At the last full council meeting local resident James Noble spoke for many in our city when he put the following question to the meeting.
He said: “Nuclear weapons are not in the council’s mandate, competency or power, therefore allowing such debates and wasting the council’s time makes a large group of residents view it as a joke.
“I therefore ask his worship the mayor, should such debates be allowed in future and was it correct for this one to proceed in the first place? I know in the constitution, under the rules and procedures, it says that every motion shall be relevant to a matter in relation to which the council has power.”
Unfortunately, James Noble’s question fell on deaf ears as Labour and the Greens proceeded to discuss nuclear weapons for the second time in three meetings, triggering another lengthy vote on the matter.

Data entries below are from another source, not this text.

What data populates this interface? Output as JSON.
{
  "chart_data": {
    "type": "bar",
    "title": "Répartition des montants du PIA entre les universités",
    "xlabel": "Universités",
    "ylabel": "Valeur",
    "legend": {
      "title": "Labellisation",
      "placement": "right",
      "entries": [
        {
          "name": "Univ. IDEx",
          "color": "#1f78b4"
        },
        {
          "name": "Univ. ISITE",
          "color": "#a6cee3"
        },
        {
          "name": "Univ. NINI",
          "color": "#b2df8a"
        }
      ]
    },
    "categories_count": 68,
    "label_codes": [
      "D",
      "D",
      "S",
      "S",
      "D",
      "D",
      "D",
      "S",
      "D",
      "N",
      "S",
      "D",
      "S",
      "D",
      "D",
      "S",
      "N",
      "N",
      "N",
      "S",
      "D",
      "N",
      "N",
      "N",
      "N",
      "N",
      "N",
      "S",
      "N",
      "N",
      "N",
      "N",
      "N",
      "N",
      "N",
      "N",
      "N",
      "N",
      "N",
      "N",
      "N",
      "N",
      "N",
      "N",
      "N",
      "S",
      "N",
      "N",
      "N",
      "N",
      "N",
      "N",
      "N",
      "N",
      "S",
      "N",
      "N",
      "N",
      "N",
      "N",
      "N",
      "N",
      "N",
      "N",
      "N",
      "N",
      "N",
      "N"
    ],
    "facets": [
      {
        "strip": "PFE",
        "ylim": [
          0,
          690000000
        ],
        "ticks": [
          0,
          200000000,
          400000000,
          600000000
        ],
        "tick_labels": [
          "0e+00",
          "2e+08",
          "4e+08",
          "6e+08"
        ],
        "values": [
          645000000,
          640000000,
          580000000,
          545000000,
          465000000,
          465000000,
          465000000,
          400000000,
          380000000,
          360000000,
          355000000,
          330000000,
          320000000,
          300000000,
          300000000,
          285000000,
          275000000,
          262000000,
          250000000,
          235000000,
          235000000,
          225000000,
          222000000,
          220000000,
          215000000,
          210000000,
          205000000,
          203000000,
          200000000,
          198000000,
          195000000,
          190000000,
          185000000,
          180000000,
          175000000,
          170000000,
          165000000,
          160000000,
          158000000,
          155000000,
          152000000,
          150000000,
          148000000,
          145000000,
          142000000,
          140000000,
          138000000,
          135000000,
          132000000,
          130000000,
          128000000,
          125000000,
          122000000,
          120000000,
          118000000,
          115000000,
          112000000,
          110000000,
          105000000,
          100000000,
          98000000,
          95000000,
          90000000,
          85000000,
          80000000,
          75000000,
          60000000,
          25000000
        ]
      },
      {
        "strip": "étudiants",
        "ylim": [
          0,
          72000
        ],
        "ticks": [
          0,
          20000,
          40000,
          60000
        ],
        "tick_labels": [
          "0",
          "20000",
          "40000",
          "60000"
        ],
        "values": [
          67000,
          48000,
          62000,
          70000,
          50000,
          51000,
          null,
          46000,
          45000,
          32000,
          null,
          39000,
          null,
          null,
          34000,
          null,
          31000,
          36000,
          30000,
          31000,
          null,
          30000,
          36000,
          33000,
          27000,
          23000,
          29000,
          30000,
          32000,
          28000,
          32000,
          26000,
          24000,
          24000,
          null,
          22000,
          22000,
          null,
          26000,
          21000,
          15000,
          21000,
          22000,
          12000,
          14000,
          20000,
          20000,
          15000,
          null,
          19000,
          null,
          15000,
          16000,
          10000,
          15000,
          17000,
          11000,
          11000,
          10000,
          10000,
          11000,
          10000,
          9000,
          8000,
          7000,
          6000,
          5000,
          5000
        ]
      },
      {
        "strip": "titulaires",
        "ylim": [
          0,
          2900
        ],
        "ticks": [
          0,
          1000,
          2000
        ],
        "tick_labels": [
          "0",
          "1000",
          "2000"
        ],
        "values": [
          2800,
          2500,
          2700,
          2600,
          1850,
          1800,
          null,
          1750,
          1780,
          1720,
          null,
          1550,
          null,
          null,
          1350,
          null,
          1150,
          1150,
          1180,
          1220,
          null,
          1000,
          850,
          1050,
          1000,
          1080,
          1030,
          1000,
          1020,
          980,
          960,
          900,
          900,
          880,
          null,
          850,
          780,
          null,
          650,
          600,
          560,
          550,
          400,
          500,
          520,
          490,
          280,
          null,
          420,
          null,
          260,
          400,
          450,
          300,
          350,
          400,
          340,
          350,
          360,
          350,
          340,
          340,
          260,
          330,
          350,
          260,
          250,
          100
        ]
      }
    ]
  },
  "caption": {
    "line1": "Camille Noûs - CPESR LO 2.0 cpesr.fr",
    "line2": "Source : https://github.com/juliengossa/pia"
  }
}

If you are interested, after the best part of an hour of the council’s time, Brighton and Hove City Council now has a policy proposing the decommissioning of the UK’s Trident Nuclear Weapons defence system elimination of all British nuclear weapons and facilities.
This question hit the nail on the head for many across the city who are frustrated with a council that will happily talk about nuclear weapons but will not, for example, debate petitions about local issues that matter to residents such as building on the urban fringe.
The fact nuclear weapons has been debated and voted on twice in three meetings is of course ridiculous. Our council is elected to manage a near £1 billion city budget on behalf of residents – not be some sort of debating club for matters it has no control over.
But nuclear weapons is just the tip of the iceberg for this council.
Statistics show that since the May 2019 local council elections, the Labour and Green groups which form the council’s administration and opposition have spent over 76 per cent of their allotted time at full council meetings for debating notices of motion discussing international and national matters.
Topics include nuclear weapons (twice); making misogyny a national hate crime, the national voting system, refugees in the middle east; UN climate change policy and trade union legislation to name a few. These may be important topics for many, but none relate to our elected council’s functions.
Illustrating this point, through their motions Labour and the Greens have asked the council chief executive officer to write over 32 letters to government ministers. That should be the clue – these matters are for MPs to raise in the House of Commons, not city councillors.
Almost 11 hours of time has now been lost across 30 notices of motion including seven Joint Labour Greens items.
These figures go some way to explain why out city is failing in so many basic areas.
These debates have taken place during two years where Labour and the Greens put council tax up by the maximum amount and oversaw costly policy failures across multiple council services: including home to school transport, domestic violence and housing repairs; also leaving schools with a ten-year debt because of a council blunder.
Instead of spending time focusing on improving services and keeping council tax down, our council has instead been discussing issues over which it has no control.
This isn’t a voluntary job – Labour and Greens are jointly claiming somewhere approaching £2.7 million over four years in allowances, controversially to be both the city’s administration and opposition at the same time.
For that level of pay, we should expect a professional attitude from our elected councillors – at the very least a focus on the functions of the city from the administration (Greens) and opposition (Labour) of the day.
At the last council meeting we tried to make this point to Labour and the Greens in a different way.
We amended Labour and Greens’ latest batch of national issue motions that called on the chief executive to write more letters to the government to instead “write to the city’s three MPs”. We hoped by making this point that they would get it and think about what a council is supposed to do and what MPs are supposed to do.
They didn’t get it. They just aren’t listening. Labour and Greens’ Councillors are hopelessly confused about the job they have been elected and paid to do and the city is suffering.
We have two by-elections coming up in the city in May and it is a good opportunity for residents to send a message to Labour and the Greens that this is not good enough.